Home / Crops / Is a Soil Thermometer a No-tiller’s Go-to Tool?

Is a Soil Thermometer a No-tiller’s Go-to Tool?

Bill Spiegel 06/04/2014 @ 1:32pm I grew up in north-central Kansas, and am the Fourth Generation to maintain and manage our farm; we grow wheat, soybeans and grain sorghum. I'm a 1993 graduate of Kansas State University in ag communications.

Soil covered with old crop residue, or cover crop residue, can make a huge difference in the amount of soil microbial activity taking place on your farm.

A simple soil thermometer – less than $10 at your local farm supply store – should be one tool you use during field scouting this summer, says Chuck Markley, resource soil scientist for the Central Platte NRCS district in North Platte, Nebraska.

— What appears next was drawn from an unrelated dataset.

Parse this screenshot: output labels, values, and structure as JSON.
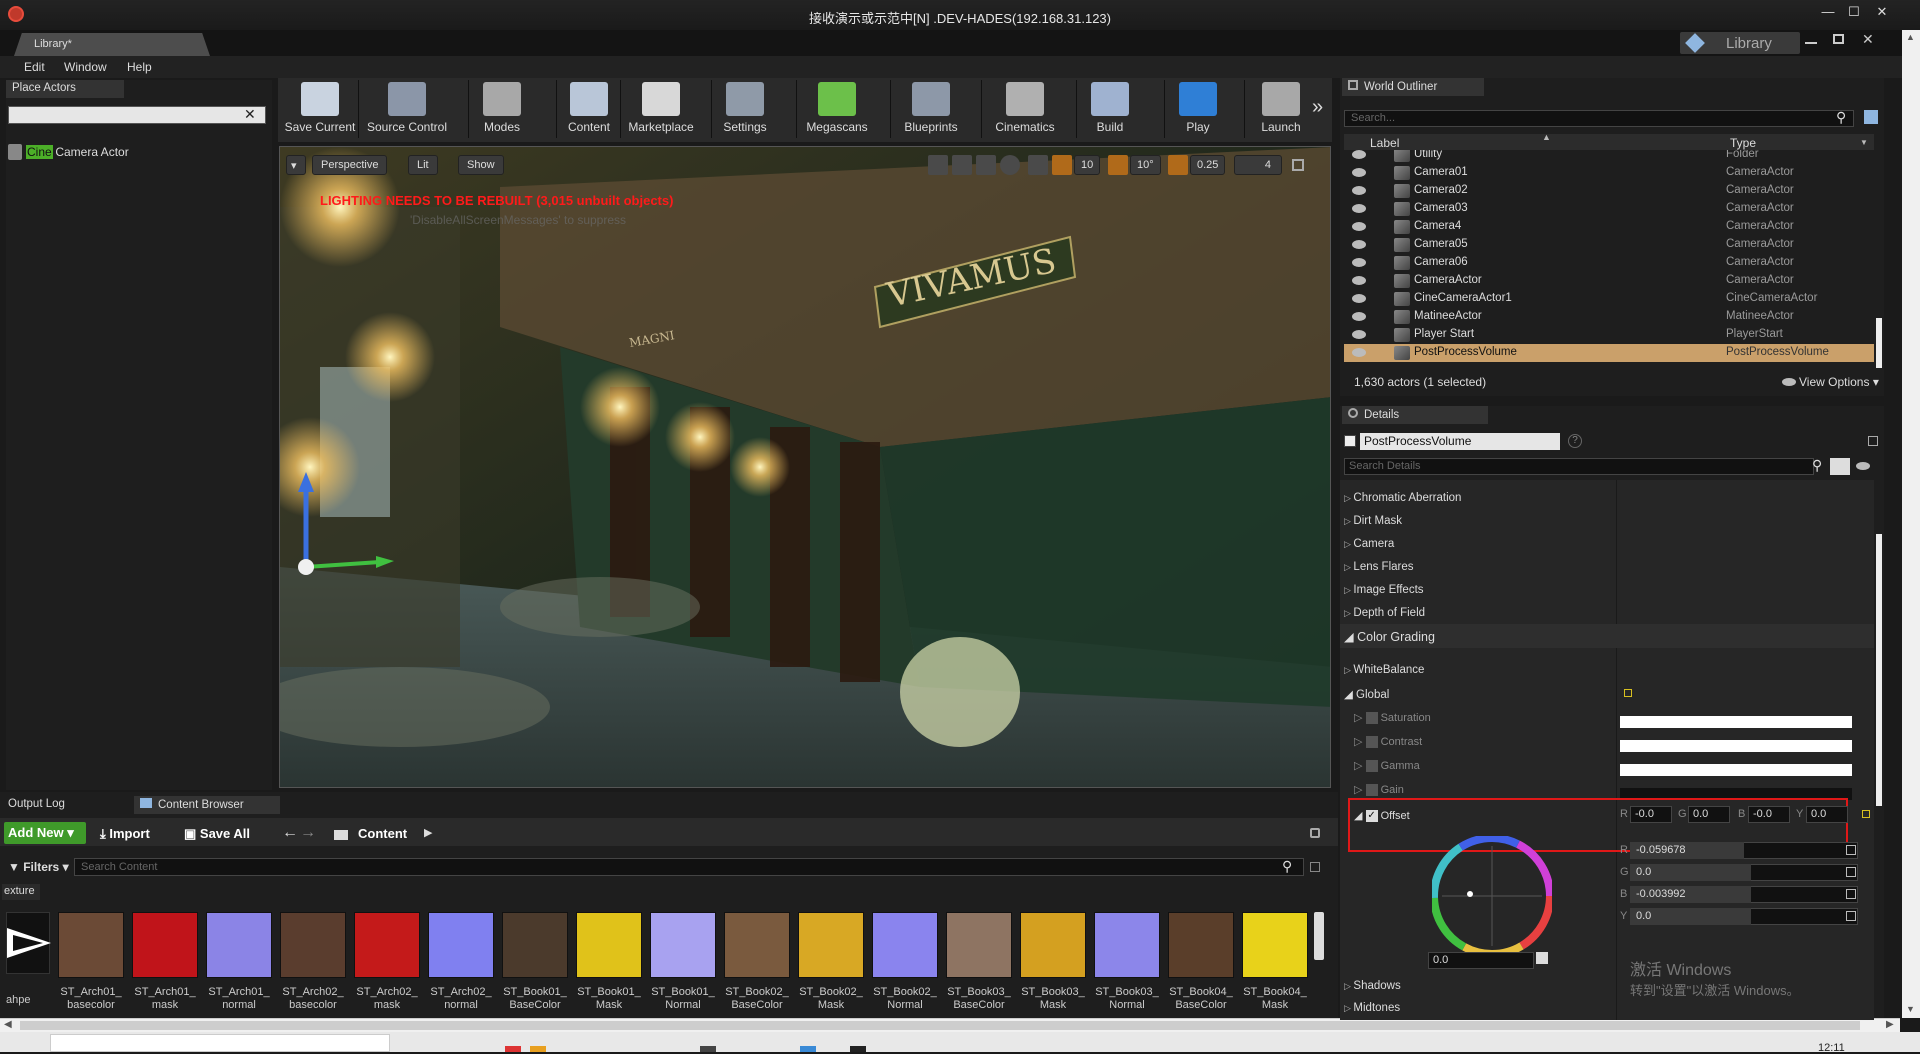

The builders of organic matter are earthworms, microbes and insects, all of which can be easily found in soils that are cool and moist, Markley told producers at the No-till on the Plains Whirlwind Expo near Paxton, Nebraska June 3.

“Just like humans, these soil workers have basic needs: food, water and shelter,” he reasons. “Look at an irrigated field. You may not find earthworms, there, because water is just one-third of the equation.

“If food and shelter [from heat] are not provided, the workers will leave,” says Markley, who scouted fields in Perkins and Keith counties in western Nebraska on May 28.  While air temperature was 85 to 90 degrees F, he found vast differences in soil surface temperature in conventional, strip-till and no-till fields.

The results showed a 30-degree temperature difference between soils covered with one-inch of residue, to bare soil:

  • Conventional tilled fields, soil temperature at the surface ranged from 95 to 117 degrees F.

  • Strip till fields, soil temperature at the surface ranged from 110 to 117 degrees F.

  • No-till fields, soil temperatures at the surface ranged from 79 to 112 degrees F.

  • Gaps in residue cover also increase soil temperature. Small gaps increased soil temperature 3 to 20 degrees; large gaps, 20 to 30 degrees.

At each location, Markley measured earthworm activity 6-inches beneath the soil surface. Where soil temperatures were greater than 100 degrees, there was none. Where the soil was 92 degrees and lower, there was 1 earthworm (at 92 degrees) to 4 earthworms (at 79 degrees).

“Earthworm activity peaks when soil temperatures are between 50 and 90 degrees,” Markley says. “Above 95 degrees, and they die.”

Earthworms are just one component of healthy soils. They tunnel throughout the soil profile, moving nutrients and depositing castings, both of which help boost soil microbial activity. When soils are too hot – like can happen during the summer heat throughout the High Plains – microbial activity slows, or may even be eliminated.

Paul Jasa, Extension engineer at the University of Nebraska, likens the environment of hot soils to that of the pasteurization process for milk. “We use high heat to get rid of bugs in milk. All those beneficial microbes in soil will be killed when soil is unprotected by crop residue,” he explains.

Markley encourages farmers to take soil temperature observations during scouting trips this summer, and measure the amount of earthworm activity in these fields.

“University of Nebraska-Lincoln climatologists estimate that droughts will be longer more severe and more common over the next 80 years,” he says. “Keeping soil covered and cooler will be even more important from now on.”